Last point: this is not a change that improves reproducibility. It's a performance change. The resulting store path has to stay the same, and from the evaluator's point of view, it still behaves as if the copy happened — toString ./. still produces a context-free content-addressed store path string, and code that reads files from a flake's outPath still works and isn't treated as IFD. There's a reason the notes list out this compatibility list at such length. Backward compatibility was the constraint this whole design had to fit inside. If you want to look at this same theme — "the cost of reproducibility" — from a different angle, from the distribution side, the story of Debian blocking unreproducible packages from migrating to testing went up on the same day.

So, What Should You Do

When upgrading pays off

  • You use flakes on a large repository or monorepo, and copying '...' to the store is the felt cost of your iteration loop. Just losing the copy is a win.
  • You repeatedly fetch and unpack nixpkgs tarballs in CI. This is exactly where the release notes cite roughly 2x (project self-measured).
  • Disk pressure on /nix/store is a real problem. Fewer source-tree copies pile up per evaluation.
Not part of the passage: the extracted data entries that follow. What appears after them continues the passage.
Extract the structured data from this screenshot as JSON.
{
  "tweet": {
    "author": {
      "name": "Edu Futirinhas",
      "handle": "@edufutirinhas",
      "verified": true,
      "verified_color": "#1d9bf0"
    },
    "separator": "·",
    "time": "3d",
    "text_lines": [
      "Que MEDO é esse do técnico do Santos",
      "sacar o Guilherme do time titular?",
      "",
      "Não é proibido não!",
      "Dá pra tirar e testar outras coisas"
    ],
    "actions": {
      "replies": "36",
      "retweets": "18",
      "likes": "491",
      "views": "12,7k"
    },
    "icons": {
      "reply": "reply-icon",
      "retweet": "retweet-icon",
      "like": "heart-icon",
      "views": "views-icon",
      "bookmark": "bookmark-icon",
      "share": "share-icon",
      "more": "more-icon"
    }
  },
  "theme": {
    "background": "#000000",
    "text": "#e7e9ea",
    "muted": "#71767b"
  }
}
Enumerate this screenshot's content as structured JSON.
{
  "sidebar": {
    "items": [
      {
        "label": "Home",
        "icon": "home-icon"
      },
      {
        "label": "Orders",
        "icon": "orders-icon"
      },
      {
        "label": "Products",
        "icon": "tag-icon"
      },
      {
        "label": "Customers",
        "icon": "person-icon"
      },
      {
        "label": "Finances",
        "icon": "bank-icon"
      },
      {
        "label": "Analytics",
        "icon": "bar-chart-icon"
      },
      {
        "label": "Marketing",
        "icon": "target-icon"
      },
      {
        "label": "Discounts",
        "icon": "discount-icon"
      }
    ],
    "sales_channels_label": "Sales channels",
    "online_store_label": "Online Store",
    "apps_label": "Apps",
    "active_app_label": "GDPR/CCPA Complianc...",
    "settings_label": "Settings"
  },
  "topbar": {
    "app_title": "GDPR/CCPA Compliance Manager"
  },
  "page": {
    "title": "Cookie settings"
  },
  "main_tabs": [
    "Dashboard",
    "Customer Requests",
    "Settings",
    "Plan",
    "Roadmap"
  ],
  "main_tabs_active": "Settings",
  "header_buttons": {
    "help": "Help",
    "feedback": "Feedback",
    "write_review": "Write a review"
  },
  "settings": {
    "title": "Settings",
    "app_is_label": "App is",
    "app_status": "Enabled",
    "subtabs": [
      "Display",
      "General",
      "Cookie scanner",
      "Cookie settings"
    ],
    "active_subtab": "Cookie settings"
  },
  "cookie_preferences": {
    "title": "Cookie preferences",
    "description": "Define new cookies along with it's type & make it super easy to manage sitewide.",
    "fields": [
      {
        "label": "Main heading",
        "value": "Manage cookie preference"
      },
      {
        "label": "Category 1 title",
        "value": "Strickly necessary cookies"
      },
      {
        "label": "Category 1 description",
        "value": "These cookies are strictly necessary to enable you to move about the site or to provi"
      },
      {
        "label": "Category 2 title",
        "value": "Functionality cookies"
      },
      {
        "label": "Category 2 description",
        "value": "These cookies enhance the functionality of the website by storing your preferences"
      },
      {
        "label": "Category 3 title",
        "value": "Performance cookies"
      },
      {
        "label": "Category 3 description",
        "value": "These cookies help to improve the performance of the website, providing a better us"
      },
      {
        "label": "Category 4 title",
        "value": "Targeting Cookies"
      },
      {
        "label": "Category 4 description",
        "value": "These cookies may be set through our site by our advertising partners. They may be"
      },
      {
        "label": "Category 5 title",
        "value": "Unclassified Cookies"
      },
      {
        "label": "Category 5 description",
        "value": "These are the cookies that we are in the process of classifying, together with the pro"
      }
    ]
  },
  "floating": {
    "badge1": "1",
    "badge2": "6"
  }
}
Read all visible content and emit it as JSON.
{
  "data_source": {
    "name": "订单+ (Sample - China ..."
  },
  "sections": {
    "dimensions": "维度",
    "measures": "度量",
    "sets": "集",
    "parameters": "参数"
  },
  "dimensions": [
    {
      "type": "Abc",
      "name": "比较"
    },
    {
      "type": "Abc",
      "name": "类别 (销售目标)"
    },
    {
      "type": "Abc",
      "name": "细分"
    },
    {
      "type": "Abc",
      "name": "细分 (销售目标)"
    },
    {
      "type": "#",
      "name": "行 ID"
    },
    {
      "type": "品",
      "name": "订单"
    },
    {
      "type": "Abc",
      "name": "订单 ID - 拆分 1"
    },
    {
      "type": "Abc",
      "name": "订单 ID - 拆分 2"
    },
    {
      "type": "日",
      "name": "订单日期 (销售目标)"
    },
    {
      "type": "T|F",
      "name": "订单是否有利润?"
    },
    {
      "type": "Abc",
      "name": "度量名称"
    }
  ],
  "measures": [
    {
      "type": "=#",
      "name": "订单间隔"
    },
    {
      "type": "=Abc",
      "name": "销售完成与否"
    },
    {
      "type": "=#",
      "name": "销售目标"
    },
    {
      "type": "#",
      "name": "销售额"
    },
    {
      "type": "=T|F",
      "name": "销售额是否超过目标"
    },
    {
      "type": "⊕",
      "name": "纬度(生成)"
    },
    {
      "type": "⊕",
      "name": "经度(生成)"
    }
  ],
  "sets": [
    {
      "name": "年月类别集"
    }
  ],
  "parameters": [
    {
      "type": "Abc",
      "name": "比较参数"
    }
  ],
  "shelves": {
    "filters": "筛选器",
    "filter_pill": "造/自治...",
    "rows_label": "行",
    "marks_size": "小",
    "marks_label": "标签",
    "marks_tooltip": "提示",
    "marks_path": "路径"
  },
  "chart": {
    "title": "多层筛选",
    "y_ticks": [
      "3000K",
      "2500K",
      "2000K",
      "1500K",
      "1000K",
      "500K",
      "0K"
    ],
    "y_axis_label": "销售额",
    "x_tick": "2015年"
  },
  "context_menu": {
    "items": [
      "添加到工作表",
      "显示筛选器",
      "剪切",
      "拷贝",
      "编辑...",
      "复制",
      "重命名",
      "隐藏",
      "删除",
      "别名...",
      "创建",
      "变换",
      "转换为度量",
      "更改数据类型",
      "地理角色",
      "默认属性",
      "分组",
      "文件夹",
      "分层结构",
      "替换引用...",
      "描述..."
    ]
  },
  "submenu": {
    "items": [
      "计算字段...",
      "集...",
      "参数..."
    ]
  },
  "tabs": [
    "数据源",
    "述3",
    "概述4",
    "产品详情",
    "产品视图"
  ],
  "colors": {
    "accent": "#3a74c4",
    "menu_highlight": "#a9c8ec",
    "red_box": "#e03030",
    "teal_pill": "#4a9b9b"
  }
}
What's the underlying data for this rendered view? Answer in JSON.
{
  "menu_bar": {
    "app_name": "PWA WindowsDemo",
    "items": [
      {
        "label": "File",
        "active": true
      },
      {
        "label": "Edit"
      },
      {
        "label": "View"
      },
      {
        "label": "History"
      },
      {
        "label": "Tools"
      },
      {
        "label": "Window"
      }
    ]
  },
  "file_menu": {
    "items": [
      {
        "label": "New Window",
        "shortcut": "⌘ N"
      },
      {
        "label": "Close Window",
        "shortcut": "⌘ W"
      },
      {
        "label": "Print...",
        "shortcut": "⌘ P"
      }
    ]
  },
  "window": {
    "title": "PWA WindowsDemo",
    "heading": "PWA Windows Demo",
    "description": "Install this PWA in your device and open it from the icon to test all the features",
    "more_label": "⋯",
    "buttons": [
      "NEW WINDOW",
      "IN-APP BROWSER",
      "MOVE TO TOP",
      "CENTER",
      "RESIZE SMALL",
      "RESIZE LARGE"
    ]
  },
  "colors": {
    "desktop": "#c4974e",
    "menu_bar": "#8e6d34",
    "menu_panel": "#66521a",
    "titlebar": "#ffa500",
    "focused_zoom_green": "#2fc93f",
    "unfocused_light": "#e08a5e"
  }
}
When it makes little difference, or there's no rush

  • Your tree is small. The walk and the hash remain, and if the copy was cheap to begin with, there isn't much left to gain.
  • You don't use flakes. This change is about the flake and fetchTree/fetchTarball paths.
  • Your monorepo's bottleneck is the build itself, not evaluation. The fact that you still read and hash 3 gigabytes doesn't change.

If you're considering turning on Determinate Nix's lazy-trees — that's a separate thing from 2.35. It's lazier, but getting all the way lazy requires lazy-locks, and the docs explicitly say that breaks backward compatibility. Don't turn on lazy-locks unless you're guaranteed that your whole team is on the same Nix implementation. flake.lock is a file your team shares, and lock incompatibility across implementations is a known pitfall the Lix wiki has already flagged in the abstract.

If you use Lix, no new features are coming to flakes. That's not an accident — it's stated policy, and the long-term plan is to move flakes out into a plugin outside the codebase.

Closing

To sum up: an issue titled "let's copy sources lazily," opened by Nix's creator in 2019, closed in 2026. What closed it wasn't his 402-commit PR — it was someone else's 180-line PR, built on top of his groundwork. In between, the same feature shipped downstream first, on a commercial distribution, via a percentage rollout, and another fork froze this entire area.

The technical lesson is simple. The difficulty in this problem was never implementing laziness — Determinate proved in 2025 that that part works. The difficulty was getting lazy without breaking backward compatibility, and so the answer that landed upstream was "slightly less lazy, but more deterministic." As long as narHash keeps going into the lock file, hashing the whole tree stays — exactly as the release notes themselves put it, "unavoidable."

And this feels like the sentence from this story that will stick around longest: a big diff doesn't solve the problem — a small diff that accepts the constraint does. The PR title already knew it — maybe 3rd time's the charm.